According to MyFamily.com CEO Greg Ballard, "subscription-based models can not only work on the Internet, but thrive with compelling content." Ancestry.com 's databases were popular because they saved genealogists money and time compared to traditional research methods, which often involve travel or long waiting periods to receive information by mail from foreign countries or government offices. The company drove subscription growth through promotion on popular Web portal sites like Lycos, AOL, and Excite, which led to favorable rankings from several independent raters. For example, Media Metrix ranked MyFamily.com Inc.'s four Web sites, which also included RootsWeb.com, MyFamily.com, and FamilyHistory.com, among the 10 fastest growing.
Providing a unique twist on traditional subscription models was Questia. By subscribing to its research service, college students were able to obtain unlimited access to an online library of scholarly journals and books, rather than having to seek out the print versions in their schools' libraries. In addition to offering text and visual information, students were able to use value-added tools like writing and search tools that helped them to better focus their research efforts. Questia planned to have more than 250,000 digital books in its library by 2004.
Unlike many companies using subscription models, Esoft applied the approach to services instead of information. Traditionally, this company sold Internet connectivity equipment to small and medium-sized businesses in 37 countries. However, in June 2000 it shifted its business model away from more expensive one-time sales to a subscription-based approach that generated more revenue per customer over time through established service contracts. Esoft also provided additional services on a subscription basis, including anti-virus protection and Internet usage reports. At the time of its announcement, eSoft cited information from Forrester Research indicating small and medium-sized enterprises, many of which prefer to outsource information technology services rather than handle them in-house, were forecast to spend $2.2 billion on subscription-based applications by 2002.
For companies in eSoft's situation, switching to a business model that relies heavily on subscriptions can be difficult in the short term. Microsoft was facing this challenge in the early 2000s when it was preparing to offer its popular Microsoft Office software via the Internet on a subscription basis. Companies risk losing higher revenues from products or services they sell off-the-shelf while they build up a large base of subscribers paying lower fees. One possible soultion is to continue using both methods, where people who purchase products on a one-time basis have an incentive to purchase the subscription-based version as well.
"About Questia." Questia. May 2, 2001. Available from www.questia.com.
Bambury, Paul. "A Taxonomy of Internet Commerce." First-Monday, 1998. Available from www.firstmonday.dk.

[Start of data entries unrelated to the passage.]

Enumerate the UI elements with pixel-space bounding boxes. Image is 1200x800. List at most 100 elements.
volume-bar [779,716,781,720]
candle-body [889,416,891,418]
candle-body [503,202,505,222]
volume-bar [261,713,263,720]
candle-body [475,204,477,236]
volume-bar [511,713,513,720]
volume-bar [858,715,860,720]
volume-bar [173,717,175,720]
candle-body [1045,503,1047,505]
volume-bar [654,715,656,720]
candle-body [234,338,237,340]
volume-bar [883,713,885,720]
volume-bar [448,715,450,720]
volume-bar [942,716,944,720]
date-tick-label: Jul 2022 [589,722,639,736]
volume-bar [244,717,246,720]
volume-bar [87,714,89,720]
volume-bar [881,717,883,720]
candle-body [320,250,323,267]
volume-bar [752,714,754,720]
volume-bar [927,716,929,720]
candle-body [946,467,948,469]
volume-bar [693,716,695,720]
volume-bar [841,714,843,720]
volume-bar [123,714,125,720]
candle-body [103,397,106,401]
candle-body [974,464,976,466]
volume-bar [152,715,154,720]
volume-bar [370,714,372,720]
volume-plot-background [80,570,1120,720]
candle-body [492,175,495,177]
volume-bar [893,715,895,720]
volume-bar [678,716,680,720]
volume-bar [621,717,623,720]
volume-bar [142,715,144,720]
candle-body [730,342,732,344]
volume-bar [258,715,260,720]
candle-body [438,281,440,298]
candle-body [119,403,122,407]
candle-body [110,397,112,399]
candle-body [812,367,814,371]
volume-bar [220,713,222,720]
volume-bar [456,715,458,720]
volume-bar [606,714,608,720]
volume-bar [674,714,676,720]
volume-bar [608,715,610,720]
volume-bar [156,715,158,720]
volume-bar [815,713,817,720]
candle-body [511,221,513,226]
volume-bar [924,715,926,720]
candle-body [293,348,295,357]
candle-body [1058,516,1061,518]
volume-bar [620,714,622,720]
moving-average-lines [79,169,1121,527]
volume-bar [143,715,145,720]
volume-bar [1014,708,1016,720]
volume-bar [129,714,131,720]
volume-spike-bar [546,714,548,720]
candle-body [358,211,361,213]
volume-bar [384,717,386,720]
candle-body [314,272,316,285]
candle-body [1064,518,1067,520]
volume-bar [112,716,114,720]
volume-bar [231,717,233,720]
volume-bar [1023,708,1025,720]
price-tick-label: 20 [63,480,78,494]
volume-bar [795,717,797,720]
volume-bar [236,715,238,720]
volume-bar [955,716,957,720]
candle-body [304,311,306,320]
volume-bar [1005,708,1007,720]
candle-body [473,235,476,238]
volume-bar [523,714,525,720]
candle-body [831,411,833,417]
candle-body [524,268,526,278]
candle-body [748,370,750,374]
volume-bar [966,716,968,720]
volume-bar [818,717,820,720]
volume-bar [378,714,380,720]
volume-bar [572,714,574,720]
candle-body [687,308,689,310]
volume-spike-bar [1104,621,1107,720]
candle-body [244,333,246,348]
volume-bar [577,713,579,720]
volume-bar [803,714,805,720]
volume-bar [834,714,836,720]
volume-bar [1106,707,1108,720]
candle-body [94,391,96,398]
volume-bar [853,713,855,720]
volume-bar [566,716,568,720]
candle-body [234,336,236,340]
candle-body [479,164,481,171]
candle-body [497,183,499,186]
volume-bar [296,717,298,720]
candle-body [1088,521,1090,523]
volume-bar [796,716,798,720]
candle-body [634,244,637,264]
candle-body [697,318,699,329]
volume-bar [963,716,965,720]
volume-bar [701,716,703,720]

Donahue, Sean. "Lock in your online subs." Business 2.0., January 12, 2001. Available from www.business2.co.uk.
"eSoft Accelerating Transition To Subscription-Based Business Model." ESoft Inc. June 19, 2000. Available from www.esoft.com/press
Rayport, Jeffrey F. "The Truth About Internet Business Models." Strategy+Business, Third Quarter, 1999. Available from www.strategy-business.com.
Timmers, Paul. "Business Models for Electronic Markets." Electronic Markets, April, 1998. Available from www.electronicmarkets.org.